疑问:私募基金征收企业所得税有法律依据吗?

  这个问题的答案,关乎当前资本市场中大量私募基金及其投资者的纳税义务边界,也关乎财税〔2008〕1号文施行近二十年后仍在制造的征纳争议。从税法和政策两个维度展开分析,结论指向一个严肃的判断:现行法律框架下,对私募基金征收企业所得税的依据并不充分,当前的征管实践建立在扩大解释和内部口径之上,缺乏正式规范性文件的支撑。

       企业所得税实务操作政策指引(北京税务)

       2.证券投资投资基金分红免税问题

       2012 年修订后的《中华人民共和国证券投资基金法》(从2013年6月1日起施行)将证券投资基金分为公开募集基金和非公开募集基金,公开募集基金简称公募基金,非公开募集基金简称私募基金,而修订前的《证券投资基金法》不包括私募基金。按照《财政部 国家税务总局关于企业所得税若干优惠政策的通知》(财税〔2008〕1号)第二条第(二)项的规定,对投资者从证券投资基金分配中取得的收入,暂不征收企业所得税。

       问:对投资者从私募基金分配中取得的收入能否享受暂不征收企业所得税的税收优惠?

       答:考虑到一是财税〔2008〕1号出台时,是针对原《证券投资基金法》中规定的公募基金给予免税,政策出台时不包括私募基金;二是私募基金操作方式灵活,受监管程度低,且其投资者多为高净值人群,不适用于社会普通大众,大众参与度低,因此从优惠取向和维护社会公平的角度,不应对投资者从私募基金取得的分红适用免税政策。
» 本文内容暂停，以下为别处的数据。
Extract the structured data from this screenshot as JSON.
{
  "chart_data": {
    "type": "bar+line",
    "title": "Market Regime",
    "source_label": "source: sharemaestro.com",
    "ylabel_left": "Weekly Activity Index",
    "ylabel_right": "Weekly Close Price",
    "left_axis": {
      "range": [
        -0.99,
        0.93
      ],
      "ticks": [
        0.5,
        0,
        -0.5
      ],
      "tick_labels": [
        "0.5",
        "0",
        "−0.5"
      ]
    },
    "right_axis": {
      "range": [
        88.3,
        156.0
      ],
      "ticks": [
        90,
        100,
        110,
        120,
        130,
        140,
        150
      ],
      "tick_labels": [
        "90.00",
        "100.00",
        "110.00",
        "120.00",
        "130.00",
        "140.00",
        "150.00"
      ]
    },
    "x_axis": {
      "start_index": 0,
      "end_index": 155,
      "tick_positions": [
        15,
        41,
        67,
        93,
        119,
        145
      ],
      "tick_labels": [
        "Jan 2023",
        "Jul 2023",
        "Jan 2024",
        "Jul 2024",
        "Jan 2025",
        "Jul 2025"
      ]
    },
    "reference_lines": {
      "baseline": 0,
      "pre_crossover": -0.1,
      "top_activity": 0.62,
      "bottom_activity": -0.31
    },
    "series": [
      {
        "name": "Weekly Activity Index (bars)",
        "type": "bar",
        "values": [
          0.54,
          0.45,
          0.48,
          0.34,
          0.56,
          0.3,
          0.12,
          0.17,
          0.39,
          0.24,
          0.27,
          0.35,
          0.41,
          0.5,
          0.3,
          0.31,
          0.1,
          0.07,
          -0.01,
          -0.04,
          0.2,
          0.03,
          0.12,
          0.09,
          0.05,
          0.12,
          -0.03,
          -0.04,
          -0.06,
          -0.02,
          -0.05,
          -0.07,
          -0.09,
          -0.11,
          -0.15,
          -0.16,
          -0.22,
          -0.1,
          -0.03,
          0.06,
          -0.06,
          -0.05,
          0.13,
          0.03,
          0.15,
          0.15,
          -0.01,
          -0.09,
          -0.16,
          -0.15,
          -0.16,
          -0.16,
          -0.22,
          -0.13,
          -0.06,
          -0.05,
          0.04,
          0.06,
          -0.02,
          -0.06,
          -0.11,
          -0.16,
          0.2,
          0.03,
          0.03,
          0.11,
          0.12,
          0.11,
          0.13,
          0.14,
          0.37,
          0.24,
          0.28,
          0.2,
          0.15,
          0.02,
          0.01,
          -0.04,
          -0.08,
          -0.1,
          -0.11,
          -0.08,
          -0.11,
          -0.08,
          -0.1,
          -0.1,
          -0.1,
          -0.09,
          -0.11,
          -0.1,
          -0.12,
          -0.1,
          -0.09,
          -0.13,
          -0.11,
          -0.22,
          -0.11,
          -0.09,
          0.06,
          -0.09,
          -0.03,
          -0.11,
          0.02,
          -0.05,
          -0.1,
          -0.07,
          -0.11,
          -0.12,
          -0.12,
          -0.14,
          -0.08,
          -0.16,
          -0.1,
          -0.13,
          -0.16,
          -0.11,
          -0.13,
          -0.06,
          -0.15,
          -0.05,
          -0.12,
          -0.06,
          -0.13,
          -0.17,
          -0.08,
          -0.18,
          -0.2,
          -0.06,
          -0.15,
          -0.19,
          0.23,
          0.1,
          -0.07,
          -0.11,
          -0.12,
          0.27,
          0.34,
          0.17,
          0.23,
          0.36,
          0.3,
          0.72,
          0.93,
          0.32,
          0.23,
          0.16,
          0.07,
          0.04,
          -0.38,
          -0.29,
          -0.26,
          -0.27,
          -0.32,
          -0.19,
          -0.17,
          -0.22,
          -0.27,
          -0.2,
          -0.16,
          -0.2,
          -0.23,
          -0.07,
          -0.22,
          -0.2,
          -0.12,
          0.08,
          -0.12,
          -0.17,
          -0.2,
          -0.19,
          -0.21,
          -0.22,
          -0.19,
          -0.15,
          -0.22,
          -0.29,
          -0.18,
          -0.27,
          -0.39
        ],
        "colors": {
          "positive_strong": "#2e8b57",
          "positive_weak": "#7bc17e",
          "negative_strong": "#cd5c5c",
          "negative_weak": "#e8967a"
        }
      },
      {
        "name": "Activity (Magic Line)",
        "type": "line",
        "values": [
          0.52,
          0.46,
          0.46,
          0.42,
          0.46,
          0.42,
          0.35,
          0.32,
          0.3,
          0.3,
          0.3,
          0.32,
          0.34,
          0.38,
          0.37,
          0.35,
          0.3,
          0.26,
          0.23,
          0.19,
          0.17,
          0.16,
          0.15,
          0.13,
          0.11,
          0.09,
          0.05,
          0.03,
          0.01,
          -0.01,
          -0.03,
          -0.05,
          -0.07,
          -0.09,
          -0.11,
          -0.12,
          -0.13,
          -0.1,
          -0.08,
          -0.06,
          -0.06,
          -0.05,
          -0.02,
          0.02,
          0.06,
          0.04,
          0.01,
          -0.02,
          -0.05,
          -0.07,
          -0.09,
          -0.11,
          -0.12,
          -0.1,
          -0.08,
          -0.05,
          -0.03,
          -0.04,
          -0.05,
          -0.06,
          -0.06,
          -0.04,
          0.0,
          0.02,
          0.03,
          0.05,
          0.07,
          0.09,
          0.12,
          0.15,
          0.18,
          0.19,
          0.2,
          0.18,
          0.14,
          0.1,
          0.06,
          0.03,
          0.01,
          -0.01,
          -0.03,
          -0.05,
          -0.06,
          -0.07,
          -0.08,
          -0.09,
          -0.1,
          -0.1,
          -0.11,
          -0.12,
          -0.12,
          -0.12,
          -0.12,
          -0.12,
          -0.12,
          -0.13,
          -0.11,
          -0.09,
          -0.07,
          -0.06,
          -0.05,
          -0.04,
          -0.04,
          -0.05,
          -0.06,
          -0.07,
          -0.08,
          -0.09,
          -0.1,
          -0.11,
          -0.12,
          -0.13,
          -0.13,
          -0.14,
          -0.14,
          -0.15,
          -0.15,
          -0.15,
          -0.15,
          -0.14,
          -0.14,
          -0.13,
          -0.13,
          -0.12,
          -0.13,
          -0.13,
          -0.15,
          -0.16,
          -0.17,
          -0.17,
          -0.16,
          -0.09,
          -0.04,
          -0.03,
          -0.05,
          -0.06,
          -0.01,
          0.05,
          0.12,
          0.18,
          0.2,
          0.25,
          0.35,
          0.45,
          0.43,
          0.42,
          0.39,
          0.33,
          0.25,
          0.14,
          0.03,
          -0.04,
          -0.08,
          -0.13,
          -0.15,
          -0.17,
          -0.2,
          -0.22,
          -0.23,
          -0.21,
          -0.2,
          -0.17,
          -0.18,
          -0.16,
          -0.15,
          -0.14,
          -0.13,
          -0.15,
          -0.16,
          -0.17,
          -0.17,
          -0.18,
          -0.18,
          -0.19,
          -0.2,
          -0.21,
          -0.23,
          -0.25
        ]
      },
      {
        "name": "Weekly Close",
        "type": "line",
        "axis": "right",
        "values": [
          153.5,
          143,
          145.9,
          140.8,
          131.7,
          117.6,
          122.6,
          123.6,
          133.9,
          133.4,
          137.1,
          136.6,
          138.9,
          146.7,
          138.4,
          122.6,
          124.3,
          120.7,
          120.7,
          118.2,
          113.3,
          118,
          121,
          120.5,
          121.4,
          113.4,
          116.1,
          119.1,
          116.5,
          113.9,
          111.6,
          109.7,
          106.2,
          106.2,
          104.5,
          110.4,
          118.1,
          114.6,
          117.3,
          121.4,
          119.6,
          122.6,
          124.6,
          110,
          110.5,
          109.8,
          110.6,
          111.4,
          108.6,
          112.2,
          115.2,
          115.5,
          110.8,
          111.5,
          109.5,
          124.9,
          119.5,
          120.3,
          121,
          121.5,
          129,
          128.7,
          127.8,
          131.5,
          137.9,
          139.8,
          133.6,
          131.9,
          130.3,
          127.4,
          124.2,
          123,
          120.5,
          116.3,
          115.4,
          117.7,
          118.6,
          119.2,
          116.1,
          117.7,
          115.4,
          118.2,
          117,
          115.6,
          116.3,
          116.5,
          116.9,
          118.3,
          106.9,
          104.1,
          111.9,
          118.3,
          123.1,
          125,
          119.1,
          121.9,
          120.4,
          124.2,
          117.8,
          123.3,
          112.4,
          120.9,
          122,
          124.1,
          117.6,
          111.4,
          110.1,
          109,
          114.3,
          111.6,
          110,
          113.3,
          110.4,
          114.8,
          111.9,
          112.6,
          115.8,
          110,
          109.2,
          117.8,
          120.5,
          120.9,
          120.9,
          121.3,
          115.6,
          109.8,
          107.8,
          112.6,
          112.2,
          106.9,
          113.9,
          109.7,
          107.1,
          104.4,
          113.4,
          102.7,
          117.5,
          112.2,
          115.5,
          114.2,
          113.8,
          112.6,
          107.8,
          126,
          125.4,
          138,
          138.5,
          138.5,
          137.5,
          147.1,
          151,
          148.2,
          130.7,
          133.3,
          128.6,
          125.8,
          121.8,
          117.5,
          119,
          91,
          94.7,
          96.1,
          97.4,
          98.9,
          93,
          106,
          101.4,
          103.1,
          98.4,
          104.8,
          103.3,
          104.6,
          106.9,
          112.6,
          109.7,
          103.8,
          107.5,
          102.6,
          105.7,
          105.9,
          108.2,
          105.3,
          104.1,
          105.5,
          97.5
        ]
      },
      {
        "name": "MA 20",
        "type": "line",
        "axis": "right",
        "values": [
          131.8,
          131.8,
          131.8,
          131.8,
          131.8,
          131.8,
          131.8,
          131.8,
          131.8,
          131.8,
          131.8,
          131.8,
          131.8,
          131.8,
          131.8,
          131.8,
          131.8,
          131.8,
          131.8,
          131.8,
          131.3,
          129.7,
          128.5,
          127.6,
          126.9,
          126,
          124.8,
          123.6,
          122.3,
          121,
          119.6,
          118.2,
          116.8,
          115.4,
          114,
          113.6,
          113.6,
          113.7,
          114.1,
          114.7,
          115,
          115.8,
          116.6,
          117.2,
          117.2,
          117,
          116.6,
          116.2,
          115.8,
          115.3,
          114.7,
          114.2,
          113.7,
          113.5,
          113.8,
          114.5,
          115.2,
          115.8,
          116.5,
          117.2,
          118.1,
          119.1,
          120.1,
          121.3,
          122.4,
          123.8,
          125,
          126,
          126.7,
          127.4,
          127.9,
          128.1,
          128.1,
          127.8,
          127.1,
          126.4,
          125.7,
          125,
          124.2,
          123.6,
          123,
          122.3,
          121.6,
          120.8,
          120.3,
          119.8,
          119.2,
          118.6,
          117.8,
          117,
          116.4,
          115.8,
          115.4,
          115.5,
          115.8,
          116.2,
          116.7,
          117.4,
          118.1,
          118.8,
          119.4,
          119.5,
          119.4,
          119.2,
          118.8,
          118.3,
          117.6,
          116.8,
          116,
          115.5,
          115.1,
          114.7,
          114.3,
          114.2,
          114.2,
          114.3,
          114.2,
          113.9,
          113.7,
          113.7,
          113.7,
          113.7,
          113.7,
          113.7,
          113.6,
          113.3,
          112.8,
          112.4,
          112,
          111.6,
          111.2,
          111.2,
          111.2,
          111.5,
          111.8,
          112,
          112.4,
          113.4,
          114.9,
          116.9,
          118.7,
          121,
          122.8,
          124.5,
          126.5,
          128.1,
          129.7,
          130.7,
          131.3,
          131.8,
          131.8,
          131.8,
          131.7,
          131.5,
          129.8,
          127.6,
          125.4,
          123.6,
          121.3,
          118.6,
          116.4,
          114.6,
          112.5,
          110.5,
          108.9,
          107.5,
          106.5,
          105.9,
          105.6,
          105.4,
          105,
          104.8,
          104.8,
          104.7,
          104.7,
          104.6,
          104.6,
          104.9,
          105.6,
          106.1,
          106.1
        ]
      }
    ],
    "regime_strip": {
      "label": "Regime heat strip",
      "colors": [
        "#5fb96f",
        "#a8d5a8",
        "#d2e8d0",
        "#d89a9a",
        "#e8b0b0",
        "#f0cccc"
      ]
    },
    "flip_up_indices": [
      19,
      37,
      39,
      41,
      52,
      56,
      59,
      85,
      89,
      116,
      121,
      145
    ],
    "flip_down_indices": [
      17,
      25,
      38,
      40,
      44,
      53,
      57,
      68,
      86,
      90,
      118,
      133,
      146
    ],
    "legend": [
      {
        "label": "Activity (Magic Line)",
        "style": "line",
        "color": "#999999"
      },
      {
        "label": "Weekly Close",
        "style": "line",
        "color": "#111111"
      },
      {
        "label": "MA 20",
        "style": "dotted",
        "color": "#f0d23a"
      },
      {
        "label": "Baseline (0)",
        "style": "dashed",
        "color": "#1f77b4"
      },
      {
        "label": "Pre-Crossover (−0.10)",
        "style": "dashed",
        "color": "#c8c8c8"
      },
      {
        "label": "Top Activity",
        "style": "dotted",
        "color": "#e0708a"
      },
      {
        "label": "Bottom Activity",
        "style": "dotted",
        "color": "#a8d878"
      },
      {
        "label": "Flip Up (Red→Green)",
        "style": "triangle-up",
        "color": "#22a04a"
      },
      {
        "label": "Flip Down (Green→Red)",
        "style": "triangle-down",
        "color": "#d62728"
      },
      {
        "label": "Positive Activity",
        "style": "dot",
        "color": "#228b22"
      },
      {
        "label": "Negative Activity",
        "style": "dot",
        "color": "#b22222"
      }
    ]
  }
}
因此,对投资者从私募基金取得的分红暂不享受免税政策。

  一、财税〔2008〕1号的文义:证券投资基金未作任何排除

  《财政部 国家税务总局关于企业所得税若干优惠政策的通知》(财税〔2008〕1号)第二条规定,对证券投资基金从证券市场中取得的收入,包括买卖股票、债券的差价收入,股权的股息、红利收入,债券的利息收入及其他收入,暂不征收企业所得税。对投资者从证券投资基金分配中取得的收入,暂不征收企业所得税。对证券投资基金管理人运用基金买卖股票、债券的差价收入,暂不征收企业所得税。

  该条文三款并列,分别覆盖基金本身、投资者、管理人三个层面的所得税优惠。条文使用的核心概念是“证券投资基金”,未出现“公开募集”“非公开募集”“仅限公募”或任何排除性表述。

  从文义解释的基本原则出发,当法律条文的表述清晰、没有歧义时,应当按照条文的字面含义予以适用,不得随意添加限制条件或扩大适用范围。财税〔2008〕1号第二条的“证券投资基金”一词,在字面上不设任何限定,解释者无权在条文中添加“公募”二字。

  二、证券投资基金法的统一定义:私募基金属于证券投资基金

  《中华人民共和国证券投资基金法》第二条开宗明义:在中华人民共和国境内,公开或者非公开募集资金设立证券投资基金,由基金管理人管理,基金托管人托管,为基金份额持有人的利益,进行证券投资活动,适用本法。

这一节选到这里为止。